In this print from 1820, A Leap Year drawing room, or the pleasures of petticoat government, King George IV is dressed as a woman, sitting in a parlor greeting his female guests.

Library of Congress Prints and Photographs Division

  • Why Things Go Topsy-Turvy on February 29: Origins and Lore of Leap Day

    We’re just barely two months into 2024, and it’s already looking like a year of weirdness throughout the United States. On January 5, a Boeing 737-9 Max airplane experienced the “in-flight separation of a door plug,” as a gaping hole suddenly appeared in the passenger cabin while 16,000 feet in the air. On January 26, the Washington, D.C. area hit eighty degrees—the first time it’s ever been that hot in January since weather records began in 1872. And at some point in January, a rat-shaped hole in a Chicago sidewalk went viral on social media.

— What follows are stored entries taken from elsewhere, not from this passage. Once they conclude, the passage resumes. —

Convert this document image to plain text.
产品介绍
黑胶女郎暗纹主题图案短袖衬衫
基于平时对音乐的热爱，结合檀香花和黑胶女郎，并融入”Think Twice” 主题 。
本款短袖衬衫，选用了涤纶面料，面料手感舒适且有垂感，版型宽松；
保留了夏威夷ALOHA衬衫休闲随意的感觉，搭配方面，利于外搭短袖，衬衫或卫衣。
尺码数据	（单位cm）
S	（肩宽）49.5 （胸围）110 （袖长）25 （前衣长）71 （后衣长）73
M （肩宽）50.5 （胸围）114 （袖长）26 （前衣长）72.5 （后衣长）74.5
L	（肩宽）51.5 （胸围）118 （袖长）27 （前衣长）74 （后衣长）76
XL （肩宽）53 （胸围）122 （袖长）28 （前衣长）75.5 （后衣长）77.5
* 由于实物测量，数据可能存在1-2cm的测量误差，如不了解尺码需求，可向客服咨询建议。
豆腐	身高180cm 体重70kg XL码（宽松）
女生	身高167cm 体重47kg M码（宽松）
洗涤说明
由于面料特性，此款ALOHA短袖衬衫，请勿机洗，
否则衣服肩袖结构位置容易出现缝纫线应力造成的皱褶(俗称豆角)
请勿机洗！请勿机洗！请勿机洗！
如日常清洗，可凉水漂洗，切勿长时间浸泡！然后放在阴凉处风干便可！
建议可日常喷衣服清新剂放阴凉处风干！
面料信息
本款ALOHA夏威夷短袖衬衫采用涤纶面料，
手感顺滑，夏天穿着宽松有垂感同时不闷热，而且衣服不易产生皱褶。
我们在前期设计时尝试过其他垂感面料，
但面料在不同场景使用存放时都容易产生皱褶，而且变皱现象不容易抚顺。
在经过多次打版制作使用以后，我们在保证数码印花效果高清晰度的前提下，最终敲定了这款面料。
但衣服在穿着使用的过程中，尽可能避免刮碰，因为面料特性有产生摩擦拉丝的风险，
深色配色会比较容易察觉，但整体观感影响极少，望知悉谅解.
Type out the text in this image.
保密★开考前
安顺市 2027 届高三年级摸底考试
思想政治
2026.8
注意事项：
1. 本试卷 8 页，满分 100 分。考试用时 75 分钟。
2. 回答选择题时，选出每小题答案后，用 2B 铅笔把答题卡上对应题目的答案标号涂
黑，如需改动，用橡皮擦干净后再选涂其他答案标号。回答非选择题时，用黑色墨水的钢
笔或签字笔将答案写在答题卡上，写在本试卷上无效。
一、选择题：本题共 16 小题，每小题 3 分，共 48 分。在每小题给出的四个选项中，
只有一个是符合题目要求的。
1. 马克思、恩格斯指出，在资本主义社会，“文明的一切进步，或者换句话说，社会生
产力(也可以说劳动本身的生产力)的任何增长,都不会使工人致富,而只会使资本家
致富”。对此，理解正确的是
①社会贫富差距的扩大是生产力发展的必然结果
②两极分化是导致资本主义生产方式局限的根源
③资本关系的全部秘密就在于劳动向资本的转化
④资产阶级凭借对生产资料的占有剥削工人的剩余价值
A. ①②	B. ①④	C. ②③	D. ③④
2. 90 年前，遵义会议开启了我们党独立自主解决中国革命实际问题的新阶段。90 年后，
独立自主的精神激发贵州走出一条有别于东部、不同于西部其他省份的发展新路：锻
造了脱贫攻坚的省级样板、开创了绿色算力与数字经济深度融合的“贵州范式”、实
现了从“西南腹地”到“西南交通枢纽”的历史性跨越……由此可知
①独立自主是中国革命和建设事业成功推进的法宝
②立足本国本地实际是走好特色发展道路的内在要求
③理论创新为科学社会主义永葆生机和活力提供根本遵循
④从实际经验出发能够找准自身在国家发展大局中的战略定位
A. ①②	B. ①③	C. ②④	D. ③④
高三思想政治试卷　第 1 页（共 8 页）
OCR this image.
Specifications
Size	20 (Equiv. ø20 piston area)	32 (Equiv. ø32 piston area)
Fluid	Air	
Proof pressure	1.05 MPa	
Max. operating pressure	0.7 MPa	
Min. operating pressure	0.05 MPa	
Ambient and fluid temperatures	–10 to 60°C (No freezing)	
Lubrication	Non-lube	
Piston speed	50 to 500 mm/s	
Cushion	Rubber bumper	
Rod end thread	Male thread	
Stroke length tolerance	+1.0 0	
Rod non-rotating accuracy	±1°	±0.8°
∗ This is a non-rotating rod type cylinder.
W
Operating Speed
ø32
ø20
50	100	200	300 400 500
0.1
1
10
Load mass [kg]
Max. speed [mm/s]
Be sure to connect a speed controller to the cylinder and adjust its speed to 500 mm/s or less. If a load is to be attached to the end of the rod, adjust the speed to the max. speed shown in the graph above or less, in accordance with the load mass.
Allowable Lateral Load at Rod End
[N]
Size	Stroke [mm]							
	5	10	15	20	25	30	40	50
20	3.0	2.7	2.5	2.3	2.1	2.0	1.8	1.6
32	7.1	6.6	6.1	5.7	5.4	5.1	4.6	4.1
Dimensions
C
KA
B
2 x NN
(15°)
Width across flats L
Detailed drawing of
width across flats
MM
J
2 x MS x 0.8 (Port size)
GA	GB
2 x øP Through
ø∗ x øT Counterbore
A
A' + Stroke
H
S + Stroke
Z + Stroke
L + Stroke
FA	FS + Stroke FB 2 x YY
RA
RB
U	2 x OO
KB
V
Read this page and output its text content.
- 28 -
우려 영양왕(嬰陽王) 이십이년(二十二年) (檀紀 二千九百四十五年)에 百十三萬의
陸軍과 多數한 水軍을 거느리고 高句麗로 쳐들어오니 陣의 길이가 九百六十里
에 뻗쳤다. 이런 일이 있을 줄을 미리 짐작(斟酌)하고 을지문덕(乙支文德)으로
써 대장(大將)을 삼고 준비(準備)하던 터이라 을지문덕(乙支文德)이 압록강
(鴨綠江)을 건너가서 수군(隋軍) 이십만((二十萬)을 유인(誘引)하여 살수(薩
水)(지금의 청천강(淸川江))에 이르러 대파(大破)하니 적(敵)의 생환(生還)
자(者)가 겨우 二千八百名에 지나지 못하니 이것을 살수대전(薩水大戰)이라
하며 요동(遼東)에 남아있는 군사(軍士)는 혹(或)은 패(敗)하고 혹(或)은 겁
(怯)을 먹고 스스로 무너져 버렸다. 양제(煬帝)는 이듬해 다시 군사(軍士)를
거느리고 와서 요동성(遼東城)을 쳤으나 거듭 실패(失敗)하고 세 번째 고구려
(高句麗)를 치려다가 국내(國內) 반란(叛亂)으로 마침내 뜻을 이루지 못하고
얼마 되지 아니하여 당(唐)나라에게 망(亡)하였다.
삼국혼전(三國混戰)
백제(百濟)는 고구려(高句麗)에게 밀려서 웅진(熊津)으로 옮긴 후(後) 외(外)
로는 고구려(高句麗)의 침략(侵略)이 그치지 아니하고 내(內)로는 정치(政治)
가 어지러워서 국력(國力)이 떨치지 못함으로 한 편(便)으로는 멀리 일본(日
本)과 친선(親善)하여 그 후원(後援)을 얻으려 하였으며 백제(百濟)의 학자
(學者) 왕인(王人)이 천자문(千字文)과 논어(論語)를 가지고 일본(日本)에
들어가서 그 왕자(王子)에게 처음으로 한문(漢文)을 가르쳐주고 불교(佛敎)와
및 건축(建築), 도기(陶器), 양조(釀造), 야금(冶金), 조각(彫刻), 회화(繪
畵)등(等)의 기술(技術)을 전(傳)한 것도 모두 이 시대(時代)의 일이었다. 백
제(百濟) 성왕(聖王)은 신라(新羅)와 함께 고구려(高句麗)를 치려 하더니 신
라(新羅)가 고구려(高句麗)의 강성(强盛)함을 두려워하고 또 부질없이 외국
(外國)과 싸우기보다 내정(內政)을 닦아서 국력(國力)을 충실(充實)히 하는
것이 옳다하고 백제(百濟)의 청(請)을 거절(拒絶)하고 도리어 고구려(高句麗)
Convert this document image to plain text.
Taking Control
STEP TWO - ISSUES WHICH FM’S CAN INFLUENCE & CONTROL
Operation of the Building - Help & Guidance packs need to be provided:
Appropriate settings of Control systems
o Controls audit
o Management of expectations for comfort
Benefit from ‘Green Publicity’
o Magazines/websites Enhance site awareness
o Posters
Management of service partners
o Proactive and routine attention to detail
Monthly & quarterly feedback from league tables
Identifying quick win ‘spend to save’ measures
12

    So, it should come as no surprise that 2024 is also a year when our calendars bulge weirdly with a day that is normally not there: February 29, or Leap Day.

    If you’re reasonably familiar with astronomy, you may know that the Earth does not complete its orbit of the sun in exactly 365 days but rather 365 days, 5 hours, 48 minutes, and 56 seconds. If our calendars did not regularly account for those extra 348-plus minutes each year, our seasons would eventually shift dramatically. Over the course of a single century, our calendars would be off by 25 days a year. Over the course of some seven centuries, everything would flip. The Northern Hemisphere’s winter solstice would occur in June and the summer solstice in December.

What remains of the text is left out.